Today I recommend a book that is as easy to read as it is beautiful! Sit comfortably in an armchair and discover “The Revenge Of Forgiveness”. The book is Lust For Flying.
To the author:
Monsieur Schmitt, je sens que je commence à peine à voir la puissance de votre création, mais je sais déjà que ce sera une grande joie de découvrir tout votre univers littéraire.
(Mr. Schmitt, I feel that I am just beginning to see the power of your creation but I already know that it will be a great joy to discover your entire literary universe. –Google translation, French language)
Quotes: (English translation from the Romanian edition)
- “This is the way men are: guilt belongs to passing emotions, the permanent feeling remaining self-esteem.”
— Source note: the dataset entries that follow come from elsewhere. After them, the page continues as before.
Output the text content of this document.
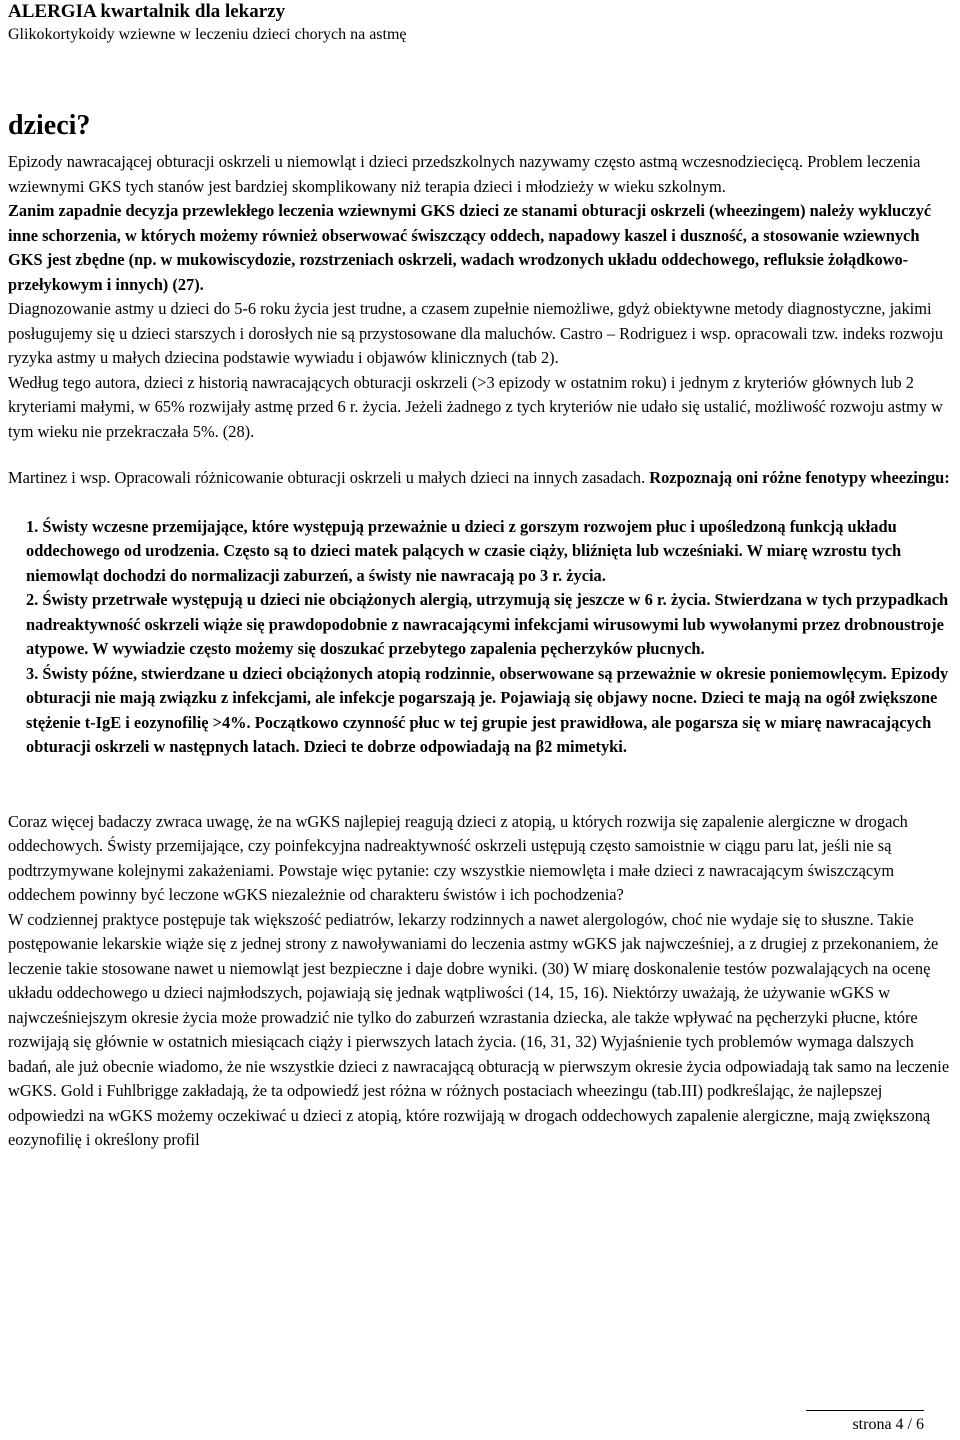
ALERGIA kwartalnik dla lekarzy
Glikokortykoidy wziewne w leczeniu dzieci chorych na astmę
dzieci?

Epizody nawracającej obturacji oskrzeli u niemowląt i dzieci przedszkolnych nazywamy często astmą wczesnodziecięcą. Problem leczenia wziewnymi GKS tych stanów jest bardziej skomplikowany niż terapia dzieci i młodzieży w wieku szkolnym.

Zanim zapadnie decyzja przewlekłego leczenia wziewnymi GKS dzieci ze stanami obturacji oskrzeli (wheezingem) należy wykluczyć inne schorzenia, w których możemy również obserwować świszczący oddech, napadowy kaszel i duszność, a stosowanie wziewnych GKS jest zbędne (np. w mukowiscydozie, rozstrzeniach oskrzeli, wadach wrodzonych układu oddechowego, refluksie żołądkowo-przełykowym i innych) (27).

Diagnozowanie astmy u dzieci do 5-6 roku życia jest trudne, a czasem zupełnie niemożliwe, gdyż obiektywne metody diagnostyczne, jakimi posługujemy się u dzieci starszych i dorosłych nie są przystosowane dla maluchów. Castro – Rodriguez i wsp. opracowali tzw. indeks rozwoju ryzyka astmy u małych dziecina podstawie wywiadu i objawów klinicznych (tab 2).

Według tego autora, dzieci z historią nawracających obturacji oskrzeli (>3 epizody w ostatnim roku) i jednym z kryteriów głównych lub 2 kryteriami małymi, w 65% rozwijały astmę przed 6 r. życia. Jeżeli żadnego z tych kryteriów nie udało się ustalić, możliwość rozwoju astmy w tym wieku nie przekraczała 5%. (28).

Martinez i wsp. Opracowali różnicowanie obturacji oskrzeli u małych dzieci na innych zasadach. Rozpoznają oni różne fenotypy wheezingu:

1. Świsty wczesne przemijające, które występują przeważnie u dzieci z gorszym rozwojem płuc i upośledzoną funkcją układu oddechowego od urodzenia. Często są to dzieci matek palących w czasie ciąży, bliźnięta lub wcześniaki. W miarę wzrostu tych niemowląt dochodzi do normalizacji zaburzeń, a świsty nie nawracają po 3 r. życia.

2. Świsty przetrwałe występują u dzieci nie obciążonych alergią, utrzymują się jeszcze w 6 r. życia. Stwierdzana w tych przypadkach nadreaktywność oskrzeli wiąże się prawdopodobnie z nawracającymi infekcjami wirusowymi lub wywołanymi przez drobnoustroje atypowe. W wywiadzie często możemy się doszukać przebytego zapalenia pęcherzyków płucnych.

3. Świsty późne, stwierdzane u dzieci obciążonych atopią rodzinnie, obserwowane są przeważnie w okresie poniemowlęcym. Epizody obturacji nie mają związku z infekcjami, ale infekcje pogarszają je. Pojawiają się objawy nocne. Dzieci te mają na ogół zwiększone stężenie t-IgE i eozynofilię >4%. Początkowo czynność płuc w tej grupie jest prawidłowa, ale pogarsza się w miarę nawracających obturacji oskrzeli w następnych latach. Dzieci te dobrze odpowiadają na β2 mimetyki.

Coraz więcej badaczy zwraca uwagę, że na wGKS najlepiej reagują dzieci z atopią, u których rozwija się zapalenie alergiczne w drogach oddechowych. Świsty przemijające, czy poinfekcyjna nadreaktywność oskrzeli ustępują często samoistnie w ciągu paru lat, jeśli nie są podtrzymywane kolejnymi zakażeniami. Powstaje więc pytanie: czy wszystkie niemowlęta i małe dzieci z nawracającym świszczącym oddechem powinny być leczone wGKS niezależnie od charakteru świstów i ich pochodzenia?

W codziennej praktyce postępuje tak większość pediatrów, lekarzy rodzinnych a nawet alergologów, choć nie wydaje się to słuszne. Takie postępowanie lekarskie wiąże się z jednej strony z nawoływaniami do leczenia astmy wGKS jak najwcześniej, a z drugiej z przekonaniem, że leczenie takie stosowane nawet u niemowląt jest bezpieczne i daje dobre wyniki. (30) W miarę doskonalenie testów pozwalających na ocenę układu oddechowego u dzieci najmłodszych, pojawiają się jednak wątpliwości (14, 15, 16). Niektórzy uważają, że używanie wGKS w najwcześniejszym okresie życia może prowadzić nie tylko do zaburzeń wzrastania dziecka, ale także wpływać na pęcherzyki płucne, które rozwijają się głównie w ostatnich miesiącach ciąży i pierwszych latach życia. (16, 31, 32) Wyjaśnienie tych problemów wymaga dalszych badań, ale już obecnie wiadomo, że nie wszystkie dzieci z nawracającą obturacją w pierwszym okresie życia odpowiadają tak samo na leczenie wGKS. Gold i Fuhlbrigge zakładają, że ta odpowiedź jest różna w różnych postaciach wheezingu (tab.III) podkreślając, że najlepszej odpowiedzi na wGKS możemy oczekiwać u dzieci z atopią, które rozwijają w drogach oddechowych zapalenie alergiczne, mają zwiększoną eozynofilię i określony profil

strona 4 / 6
- “To succeed in a dishonest way does not mean to succeed at all. We must be able to consider ourselves proud of our actions. Proud of failures as well as proud of successes. It is not the result that is valuable, but the respect of moral principles.”
- “As a young man, you want your father to be a hero. As an old man, you wish your son was like that. After all, you never accept your loved ones as they really are.”
- “In love, the merit belongs to the one who loves, not to the one who is loved.”
- “Do you know what a mother is? (…) Someone who receives. Someone who loves. Someone who doesn’t judge. And forgive.”
- “Being unhappy is a form of love.”
- “There’s a warm unhappiness and a cold unhappiness. The warm unhappiness is when you love. The cold one is when you don’t love. In the warm unhappiness, there is someone. In the cold one, no one.”